Cameras on display in the exhibit range from machined beauties to reworked everyday objects, including a powder-puff container, a Boraxo can, a Campbell’s soup can and, yes, a Quaker Oats box. One of the most elaborate is a suit and helmet that, in 1994, photographer Ben Conrad covered with 130 cameras. After donning it, he had helpers cover him with a tarp, then remove it for twenty- to thirty-second exposures, the results of which will be arrayed behind the suit.
Some of the cameras used standard pinprick-sized holes for a “lens.” Others used slits or even body parts. In 1992, Jeff Guess placed film in the back of his mouth, then formed a pinhole with his lips. What the cameras lack is most photographers’ nightmare: no lens, no light meter, no viewfinder, no way of knowing precisely what kind of photo will emerge. “That randomness appeals to me,” said Photo Archivist Daniel Kosharek, who helped curate the exhibit with Renner and Spencer. “You go out there and expose what you think you’re going to take and when you get the film back it’s like, I took that? There’s a lot of quirkiness inherent in the process that ends up in the pictures.”
One part of the exhibit explores how scientists have employed pinhole photography, including several examples from Los Alamos National Laboratory: Julian Mack’s 1945 pinhole exposure of the first atomic bomb test in New Mexico and Richard Blake’s 1960 x-ray photo of the sun. Other photos reveal ethereal takes on world events: Chris Dreier’s 2010 image of the remnants of Nicolae Ceau¸sescu’s Romanian Palace; Marcus Kaiser’s 1990 images taken through holes in the collapsing Berlin Wall; and Harlan Wallach’s 1994 series on murder sites in Chicago.
Still others explore a fantasy world, such as Bethany DeForest’s Rosetvliders. Such dreamscapes join portraits, landscapes, still lifes, and figure studies in ways that are sometimes whimsical, distorted, or even unsettling. In a pinhole photograph, the exhibition asserts, everything we know about the world is suddenly altered, and we have to ask: Whose view of the world has the camera revealed?
The photographs play out in black-and-white, as well as color, and feature a range of alternative printing techniques including modern tintypes, silver gelatin prints, and more. In a companion book for the exhibit published by the Museum of New Mexico Press, Renner and Spencer wrote that photographs were selected for the exhibit in part “to show the mystery inherent in pinhole images, which express reality very differently from imagery made using cameras with lenses. Although describing the mystery of pinhole images is difficult, the concepts of soul, depth, yearning, timelessness, and archetypal feeling all contribute to the kind of visual reality produced, one perhaps only seen in a dreamlike state.”

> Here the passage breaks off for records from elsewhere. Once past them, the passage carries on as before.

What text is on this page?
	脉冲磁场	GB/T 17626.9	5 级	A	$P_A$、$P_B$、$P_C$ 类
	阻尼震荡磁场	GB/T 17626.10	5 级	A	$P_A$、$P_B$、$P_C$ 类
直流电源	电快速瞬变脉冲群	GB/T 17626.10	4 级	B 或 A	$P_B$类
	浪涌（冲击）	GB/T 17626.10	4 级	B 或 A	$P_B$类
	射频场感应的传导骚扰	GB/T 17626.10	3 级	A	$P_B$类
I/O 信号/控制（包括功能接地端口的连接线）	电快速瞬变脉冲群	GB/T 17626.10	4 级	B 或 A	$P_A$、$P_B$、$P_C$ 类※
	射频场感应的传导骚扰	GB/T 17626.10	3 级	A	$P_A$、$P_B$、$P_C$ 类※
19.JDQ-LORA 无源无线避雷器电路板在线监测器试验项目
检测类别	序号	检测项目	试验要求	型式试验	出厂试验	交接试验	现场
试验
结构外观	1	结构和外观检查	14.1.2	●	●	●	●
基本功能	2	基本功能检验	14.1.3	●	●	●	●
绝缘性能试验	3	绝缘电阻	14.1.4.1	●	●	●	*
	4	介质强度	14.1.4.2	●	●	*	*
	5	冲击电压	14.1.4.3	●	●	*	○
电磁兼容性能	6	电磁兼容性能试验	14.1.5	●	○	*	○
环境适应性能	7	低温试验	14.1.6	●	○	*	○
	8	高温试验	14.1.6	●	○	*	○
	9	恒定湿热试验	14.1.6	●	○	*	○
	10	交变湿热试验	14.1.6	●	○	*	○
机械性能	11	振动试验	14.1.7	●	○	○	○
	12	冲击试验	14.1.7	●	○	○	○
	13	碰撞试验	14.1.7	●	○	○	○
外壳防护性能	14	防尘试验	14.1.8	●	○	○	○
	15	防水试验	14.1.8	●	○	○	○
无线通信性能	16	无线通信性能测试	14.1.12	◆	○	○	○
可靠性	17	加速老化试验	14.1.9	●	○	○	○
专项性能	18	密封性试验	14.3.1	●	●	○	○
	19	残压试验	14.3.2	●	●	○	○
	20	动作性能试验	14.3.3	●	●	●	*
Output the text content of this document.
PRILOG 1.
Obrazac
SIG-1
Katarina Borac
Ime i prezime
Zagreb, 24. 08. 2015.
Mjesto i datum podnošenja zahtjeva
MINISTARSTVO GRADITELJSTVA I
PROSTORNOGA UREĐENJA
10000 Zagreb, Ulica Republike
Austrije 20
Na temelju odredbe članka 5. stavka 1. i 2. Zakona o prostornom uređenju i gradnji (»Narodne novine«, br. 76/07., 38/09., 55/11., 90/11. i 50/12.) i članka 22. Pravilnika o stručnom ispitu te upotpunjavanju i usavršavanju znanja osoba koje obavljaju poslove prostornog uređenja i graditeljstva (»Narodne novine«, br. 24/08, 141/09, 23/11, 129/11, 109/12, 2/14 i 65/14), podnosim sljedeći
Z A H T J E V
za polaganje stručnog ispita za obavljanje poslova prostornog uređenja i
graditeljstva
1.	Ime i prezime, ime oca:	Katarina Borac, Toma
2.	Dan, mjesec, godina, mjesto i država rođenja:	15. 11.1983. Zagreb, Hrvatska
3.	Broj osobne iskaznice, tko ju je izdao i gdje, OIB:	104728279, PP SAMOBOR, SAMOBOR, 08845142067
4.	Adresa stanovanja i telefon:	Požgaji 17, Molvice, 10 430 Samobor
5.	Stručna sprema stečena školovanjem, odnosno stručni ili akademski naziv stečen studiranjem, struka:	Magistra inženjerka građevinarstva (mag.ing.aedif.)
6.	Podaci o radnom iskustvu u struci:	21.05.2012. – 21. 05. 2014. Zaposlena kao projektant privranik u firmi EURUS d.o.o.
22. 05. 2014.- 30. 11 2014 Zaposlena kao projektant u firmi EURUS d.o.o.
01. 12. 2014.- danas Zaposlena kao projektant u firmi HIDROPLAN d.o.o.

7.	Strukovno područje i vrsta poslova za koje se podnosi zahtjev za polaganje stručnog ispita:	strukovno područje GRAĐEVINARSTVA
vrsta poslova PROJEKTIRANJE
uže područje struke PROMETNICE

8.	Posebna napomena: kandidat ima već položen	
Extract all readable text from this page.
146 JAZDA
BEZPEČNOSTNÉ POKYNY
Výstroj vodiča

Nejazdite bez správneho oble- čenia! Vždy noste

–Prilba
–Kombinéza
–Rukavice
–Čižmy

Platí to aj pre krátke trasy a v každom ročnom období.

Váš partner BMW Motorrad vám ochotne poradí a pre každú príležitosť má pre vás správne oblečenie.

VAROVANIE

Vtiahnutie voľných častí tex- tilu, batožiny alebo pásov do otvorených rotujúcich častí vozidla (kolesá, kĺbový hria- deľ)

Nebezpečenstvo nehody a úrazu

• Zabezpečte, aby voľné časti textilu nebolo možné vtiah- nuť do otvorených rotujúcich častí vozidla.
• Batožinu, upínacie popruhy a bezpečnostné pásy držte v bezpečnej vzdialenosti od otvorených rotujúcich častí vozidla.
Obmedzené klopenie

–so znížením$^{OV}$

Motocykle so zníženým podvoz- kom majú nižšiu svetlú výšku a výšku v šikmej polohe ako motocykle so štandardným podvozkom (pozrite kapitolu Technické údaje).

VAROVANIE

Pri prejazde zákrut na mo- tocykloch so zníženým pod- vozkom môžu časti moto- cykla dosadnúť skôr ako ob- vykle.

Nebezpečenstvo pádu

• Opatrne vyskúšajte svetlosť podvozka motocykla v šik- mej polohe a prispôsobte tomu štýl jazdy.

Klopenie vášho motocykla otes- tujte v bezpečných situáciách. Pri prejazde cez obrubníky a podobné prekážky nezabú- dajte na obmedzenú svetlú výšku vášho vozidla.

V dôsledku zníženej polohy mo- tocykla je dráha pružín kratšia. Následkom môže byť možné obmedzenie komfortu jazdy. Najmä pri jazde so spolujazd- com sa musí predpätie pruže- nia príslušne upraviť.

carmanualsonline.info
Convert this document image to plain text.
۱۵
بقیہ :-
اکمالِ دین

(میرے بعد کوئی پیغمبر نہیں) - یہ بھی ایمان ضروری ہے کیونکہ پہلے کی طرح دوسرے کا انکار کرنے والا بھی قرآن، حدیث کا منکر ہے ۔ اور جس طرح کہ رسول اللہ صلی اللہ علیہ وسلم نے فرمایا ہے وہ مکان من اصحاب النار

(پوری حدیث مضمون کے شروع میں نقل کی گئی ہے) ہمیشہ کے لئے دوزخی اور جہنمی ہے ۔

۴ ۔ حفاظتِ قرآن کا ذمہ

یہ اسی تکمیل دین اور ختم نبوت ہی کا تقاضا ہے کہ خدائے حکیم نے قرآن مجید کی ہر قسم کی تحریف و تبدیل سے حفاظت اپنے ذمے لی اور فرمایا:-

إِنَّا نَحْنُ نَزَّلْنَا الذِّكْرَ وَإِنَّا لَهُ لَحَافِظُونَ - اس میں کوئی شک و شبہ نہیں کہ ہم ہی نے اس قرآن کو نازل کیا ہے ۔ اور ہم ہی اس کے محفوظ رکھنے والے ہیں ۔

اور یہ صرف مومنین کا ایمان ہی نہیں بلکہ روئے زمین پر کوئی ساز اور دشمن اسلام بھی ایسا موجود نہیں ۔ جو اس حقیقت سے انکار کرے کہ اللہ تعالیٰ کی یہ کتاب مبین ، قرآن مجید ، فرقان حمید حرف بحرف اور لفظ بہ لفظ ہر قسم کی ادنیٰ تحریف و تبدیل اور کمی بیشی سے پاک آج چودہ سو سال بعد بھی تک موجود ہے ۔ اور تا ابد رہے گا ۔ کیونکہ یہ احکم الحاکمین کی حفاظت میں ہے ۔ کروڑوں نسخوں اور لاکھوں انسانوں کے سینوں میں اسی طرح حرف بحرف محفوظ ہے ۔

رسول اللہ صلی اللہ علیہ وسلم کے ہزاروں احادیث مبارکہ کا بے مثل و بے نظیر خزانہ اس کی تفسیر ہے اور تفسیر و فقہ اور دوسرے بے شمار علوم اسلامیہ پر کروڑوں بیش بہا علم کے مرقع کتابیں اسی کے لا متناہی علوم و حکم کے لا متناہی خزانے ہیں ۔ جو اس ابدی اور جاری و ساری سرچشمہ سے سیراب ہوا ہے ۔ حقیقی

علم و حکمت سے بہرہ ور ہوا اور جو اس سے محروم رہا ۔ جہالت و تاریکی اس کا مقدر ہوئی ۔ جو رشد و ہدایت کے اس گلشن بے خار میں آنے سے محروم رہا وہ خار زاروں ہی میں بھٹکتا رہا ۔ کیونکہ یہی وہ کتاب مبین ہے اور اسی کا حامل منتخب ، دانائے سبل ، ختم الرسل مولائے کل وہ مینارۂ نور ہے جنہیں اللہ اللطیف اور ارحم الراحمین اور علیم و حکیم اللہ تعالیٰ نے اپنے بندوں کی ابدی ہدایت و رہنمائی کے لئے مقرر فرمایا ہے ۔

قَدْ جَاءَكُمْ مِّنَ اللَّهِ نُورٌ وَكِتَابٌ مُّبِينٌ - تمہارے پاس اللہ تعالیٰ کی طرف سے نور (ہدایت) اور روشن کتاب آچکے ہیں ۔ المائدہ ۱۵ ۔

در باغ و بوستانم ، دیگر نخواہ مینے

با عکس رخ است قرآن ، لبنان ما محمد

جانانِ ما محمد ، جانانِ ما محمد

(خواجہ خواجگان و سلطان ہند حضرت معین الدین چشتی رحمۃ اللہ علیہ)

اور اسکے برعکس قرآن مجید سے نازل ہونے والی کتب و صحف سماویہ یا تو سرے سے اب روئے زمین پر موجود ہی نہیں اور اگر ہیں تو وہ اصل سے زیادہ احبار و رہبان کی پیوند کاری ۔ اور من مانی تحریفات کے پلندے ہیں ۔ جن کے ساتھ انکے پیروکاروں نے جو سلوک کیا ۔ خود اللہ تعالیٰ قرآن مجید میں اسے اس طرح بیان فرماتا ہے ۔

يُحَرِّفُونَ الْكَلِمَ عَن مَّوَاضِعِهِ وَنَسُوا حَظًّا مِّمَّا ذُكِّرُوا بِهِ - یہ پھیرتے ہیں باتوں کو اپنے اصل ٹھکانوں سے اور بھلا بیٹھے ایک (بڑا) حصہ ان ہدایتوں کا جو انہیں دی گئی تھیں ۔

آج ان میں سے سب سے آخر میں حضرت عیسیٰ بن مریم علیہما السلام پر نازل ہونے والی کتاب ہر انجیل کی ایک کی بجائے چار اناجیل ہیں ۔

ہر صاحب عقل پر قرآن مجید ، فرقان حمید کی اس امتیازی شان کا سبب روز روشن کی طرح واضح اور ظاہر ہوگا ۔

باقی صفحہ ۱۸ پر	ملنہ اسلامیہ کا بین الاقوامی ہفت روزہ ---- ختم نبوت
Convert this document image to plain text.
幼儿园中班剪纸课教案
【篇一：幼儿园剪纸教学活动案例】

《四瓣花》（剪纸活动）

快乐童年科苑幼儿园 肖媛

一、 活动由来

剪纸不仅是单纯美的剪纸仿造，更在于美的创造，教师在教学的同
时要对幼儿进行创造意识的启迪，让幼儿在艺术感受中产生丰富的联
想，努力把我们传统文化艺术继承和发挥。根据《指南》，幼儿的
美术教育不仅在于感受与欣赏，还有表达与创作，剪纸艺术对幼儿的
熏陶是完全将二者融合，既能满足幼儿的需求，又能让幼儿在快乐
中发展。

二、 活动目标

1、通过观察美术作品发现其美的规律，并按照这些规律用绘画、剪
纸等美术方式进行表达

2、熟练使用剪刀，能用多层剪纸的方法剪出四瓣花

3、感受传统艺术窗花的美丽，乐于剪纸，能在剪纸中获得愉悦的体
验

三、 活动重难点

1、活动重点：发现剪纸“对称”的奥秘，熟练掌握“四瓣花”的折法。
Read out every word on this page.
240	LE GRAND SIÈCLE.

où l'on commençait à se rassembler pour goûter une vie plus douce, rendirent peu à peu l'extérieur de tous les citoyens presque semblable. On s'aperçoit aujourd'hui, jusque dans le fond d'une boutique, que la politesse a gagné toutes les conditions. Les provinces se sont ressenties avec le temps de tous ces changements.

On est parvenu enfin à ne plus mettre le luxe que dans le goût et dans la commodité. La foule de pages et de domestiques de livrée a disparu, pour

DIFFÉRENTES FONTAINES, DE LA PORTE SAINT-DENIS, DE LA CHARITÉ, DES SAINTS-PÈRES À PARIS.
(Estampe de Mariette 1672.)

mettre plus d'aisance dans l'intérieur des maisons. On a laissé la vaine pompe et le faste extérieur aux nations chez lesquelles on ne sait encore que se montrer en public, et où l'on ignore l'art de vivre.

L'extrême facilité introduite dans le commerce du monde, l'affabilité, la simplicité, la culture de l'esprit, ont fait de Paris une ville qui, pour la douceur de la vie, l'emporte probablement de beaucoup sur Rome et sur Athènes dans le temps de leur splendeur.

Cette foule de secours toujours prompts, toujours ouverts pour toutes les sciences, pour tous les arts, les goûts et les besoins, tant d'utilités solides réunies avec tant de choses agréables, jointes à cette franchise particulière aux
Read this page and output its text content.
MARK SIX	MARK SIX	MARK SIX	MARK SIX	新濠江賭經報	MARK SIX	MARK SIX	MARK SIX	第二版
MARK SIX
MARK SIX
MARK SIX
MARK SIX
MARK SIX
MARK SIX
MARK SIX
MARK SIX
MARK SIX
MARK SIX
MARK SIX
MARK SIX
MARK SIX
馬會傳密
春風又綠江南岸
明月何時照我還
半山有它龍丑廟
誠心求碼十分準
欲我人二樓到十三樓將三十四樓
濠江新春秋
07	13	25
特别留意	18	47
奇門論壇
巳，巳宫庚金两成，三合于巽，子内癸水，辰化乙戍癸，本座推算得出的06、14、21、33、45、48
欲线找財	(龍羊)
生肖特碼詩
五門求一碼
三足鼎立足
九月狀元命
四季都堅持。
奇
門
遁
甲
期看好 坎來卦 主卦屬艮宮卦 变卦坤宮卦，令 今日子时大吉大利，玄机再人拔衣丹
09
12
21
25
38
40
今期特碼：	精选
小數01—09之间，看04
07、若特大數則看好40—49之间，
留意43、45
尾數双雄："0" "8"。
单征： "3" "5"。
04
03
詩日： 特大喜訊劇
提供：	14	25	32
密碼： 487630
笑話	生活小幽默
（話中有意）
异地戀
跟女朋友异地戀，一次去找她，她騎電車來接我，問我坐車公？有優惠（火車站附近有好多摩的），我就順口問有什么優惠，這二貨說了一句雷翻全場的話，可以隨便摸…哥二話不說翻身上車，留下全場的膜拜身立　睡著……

The exhibit space will include several examples of camera obscuras. Educational materials will be available to teachers, and all visitors can take home instructions for building a pinhole camera or a pinhole viewer. Family activity days and supporting lectures will further celebrate the many ways that pinhole photography interprets—and sometimes inverts—our sense of how we see and what really exists.
Kate Nelson is Marketing Manager for the New Mexico History Museum and author of the biography Helen Hardin: A Straight Line Curved.